Breakdown: Allen found the end zone for the fourth time this season, but certainly had more impact than that as his three other receptions went for first downs. He also had a few good blocks in the run game to earn his highest run block grade (+1.1) of the season.

Signature Play: (Q3 2:40) Despite being thrown to the ground at the snap by Elam, Allen is able to quickly get up, continue downfield to catch a pass from Luck, and pick up a first down.

Jonotthan Harrison, C: -2.2 

Breakdown: Despite A.Q. Shipley playing splendidly in the first four games and earning the third-highest grade for a center coming into the game, the rookie found himself starting in place of Shipley. Harrison wasn’t great in run blocking as he was beaten a couple times for run stops. He also had a high snap that cost the team 10 yards and another time failed to snap the ball on the correct snap count, causing a false start on the rest of the offense. It wasn’t all bad for Harrison, though, who was stout in pass protection.

Signature Stat: Harrison did not allow a pressure in 55 pass block snaps. Only two centers have taken more pass block snaps in a single game this season without allowing a pressure.

PFF Game Ball

Regardless of whom he was going up against, Bjoern Werner had an impressive outing and was a large part of holding Joe Flacco to just two completions on 14 drop-backs when under pressure.

 

Follow Matt on twitter: @PFF_MattC

| Analyst

Matt has been an analyst for PFF since 2013. He is also a contributor to 120 Sports and a former NCAA Division-III football player.

  • blue83

    What is with the weekly awful grades for Greg Toler? Watching all the Colts games, I haven’t seen him standout in a bad way and going by all the statistics on this site he is playing very well. There are no other CBs graded anywhere close to as poorly as he is with the quality stats he has put up.

    • Paul B

      Toler is the 98th rated corner (out of 102) in PFF’s coverage rating (-7.1), despite having the 10th lowest passer rating allowed (54.7) and 15th lowest completion percentage allowed (48.6) on passes thrown into his coverage.

      The only two stats where he’s bottom 15 at his position are missed tackles (4) and YAC (111).

      The only explanation I can think of is that the stats are deceptive, to some degree.
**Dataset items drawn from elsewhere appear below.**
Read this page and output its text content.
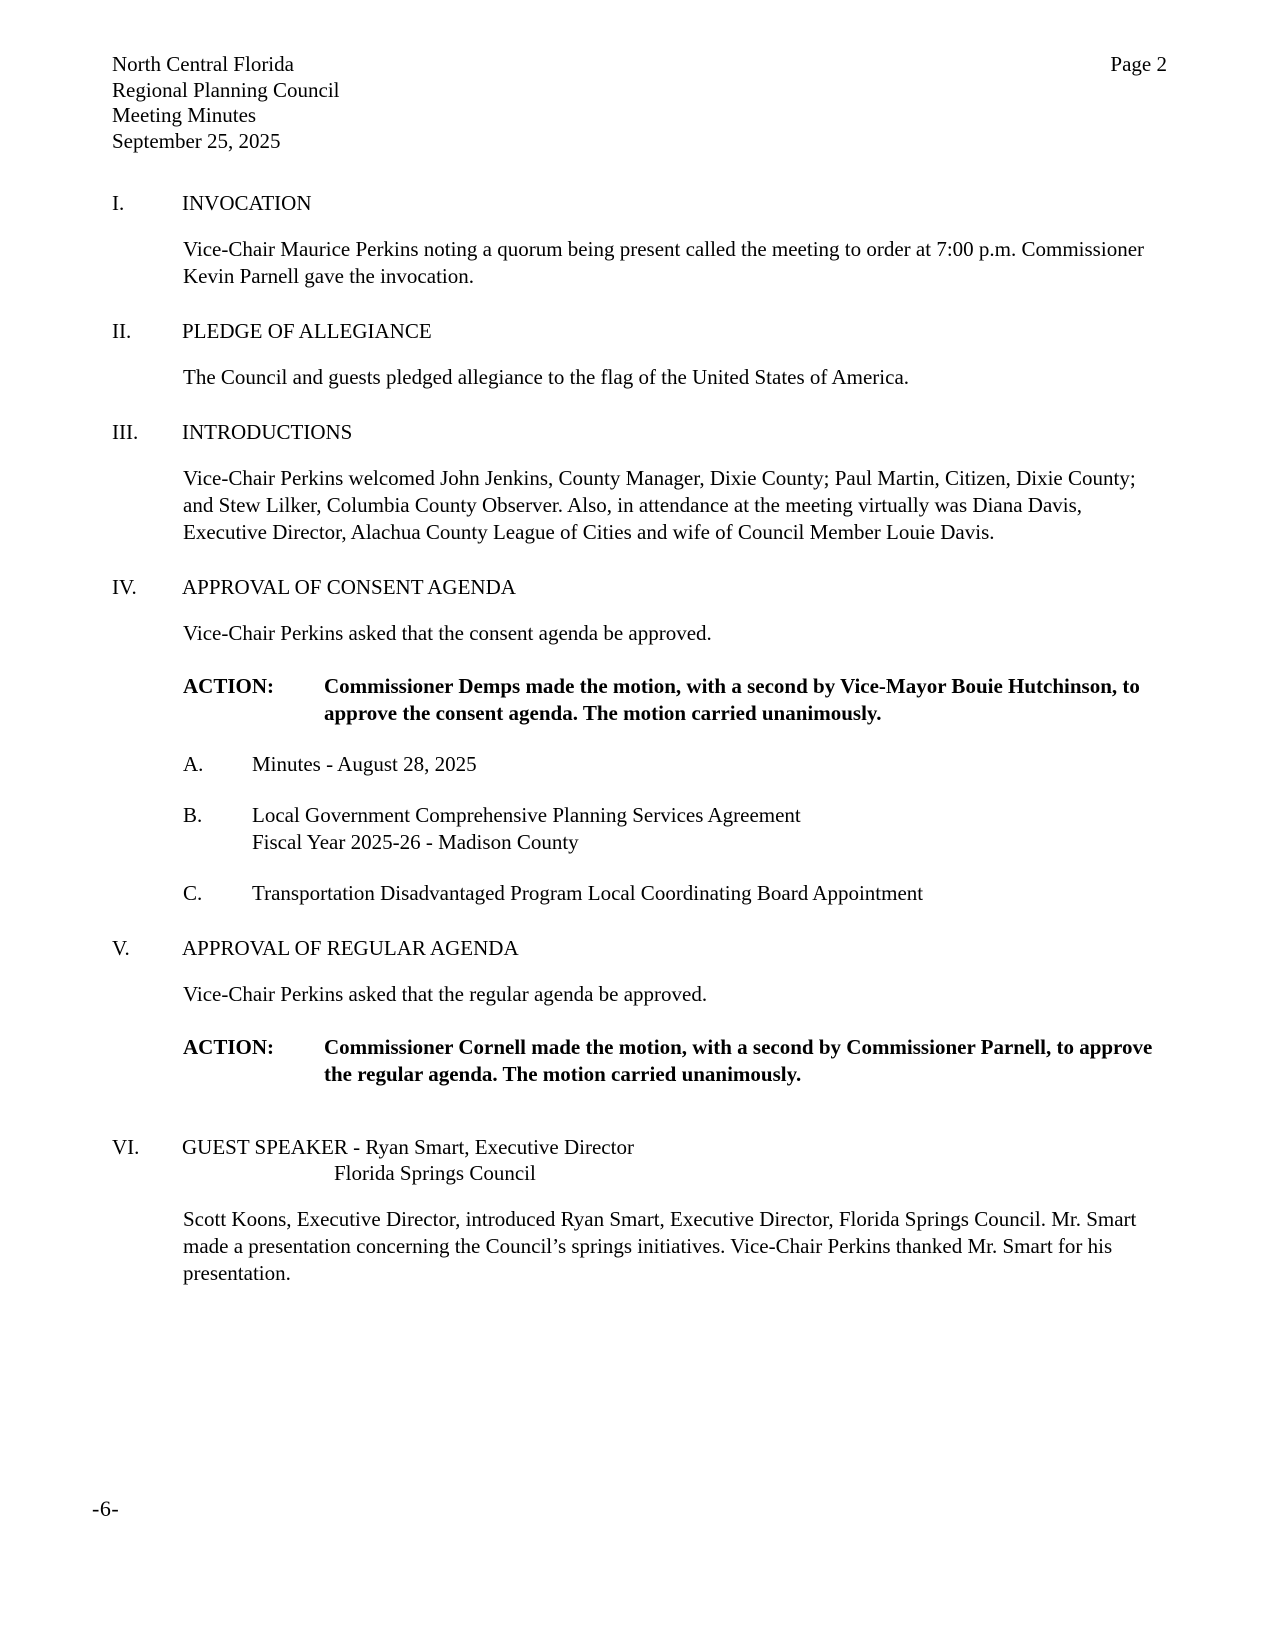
North Central Florida
Regional Planning Council
Meeting Minutes
September 25, 2025
Page 2
I.	INVOCATION
Vice-Chair Maurice Perkins noting a quorum being present called the meeting to order at 7:00 p.m. Commissioner Kevin Parnell gave the invocation.
II. PLEDGE OF ALLEGIANCE
The Council and guests pledged allegiance to the flag of the United States of America.
III. INTRODUCTIONS
Vice-Chair Perkins welcomed John Jenkins, County Manager, Dixie County; Paul Martin, Citizen, Dixie County; and Stew Lilker, Columbia County Observer. Also, in attendance at the meeting virtually was Diana Davis, Executive Director, Alachua County League of Cities and wife of Council Member Louie Davis.
IV. APPROVAL OF CONSENT AGENDA
Vice-Chair Perkins asked that the consent agenda be approved.
ACTION: Commissioner Demps made the motion, with a second by Vice-Mayor Bouie Hutchinson, to approve the consent agenda. The motion carried unanimously.
A. Minutes - August 28, 2025
B. Local Government Comprehensive Planning Services Agreement
Fiscal Year 2025-26 - Madison County
C. Transportation Disadvantaged Program Local Coordinating Board Appointment
V. APPROVAL OF REGULAR AGENDA
Vice-Chair Perkins asked that the regular agenda be approved.
ACTION: Commissioner Cornell made the motion, with a second by Commissioner Parnell, to approve the regular agenda. The motion carried unanimously.
VI. GUEST SPEAKER - Ryan Smart, Executive Director
Florida Springs Council
Scott Koons, Executive Director, introduced Ryan Smart, Executive Director, Florida Springs Council. Mr. Smart made a presentation concerning the Council’s springs initiatives. Vice-Chair Perkins thanked Mr. Smart for his presentation.
-6-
Unfortunately, PFF doesn’t track (or at least make available) CB stats related to WR drops or QB missed throws into the CB’s coverage. Unless someone at this site has a personal vendetta against Toler, this strikes me as the most reasonable explanation.

      • blue83

        I just don’t get it. No way is he really playing like the 4th worst qualifying CB.

        • JJ

          I think if you’re a corner you can still get a negative pass coverage grade in the snaps where the ball doesn’t come your way.

          • blue83

            Maybe, but generally if he is doing so poorly in coverage that his guy is open all the time then you think he would be targeted even more and eventually put up poor numbers.

  • Matthew Elliott

    How does CJ Mosley have 27 yards allowed but have 34 YAC allowed?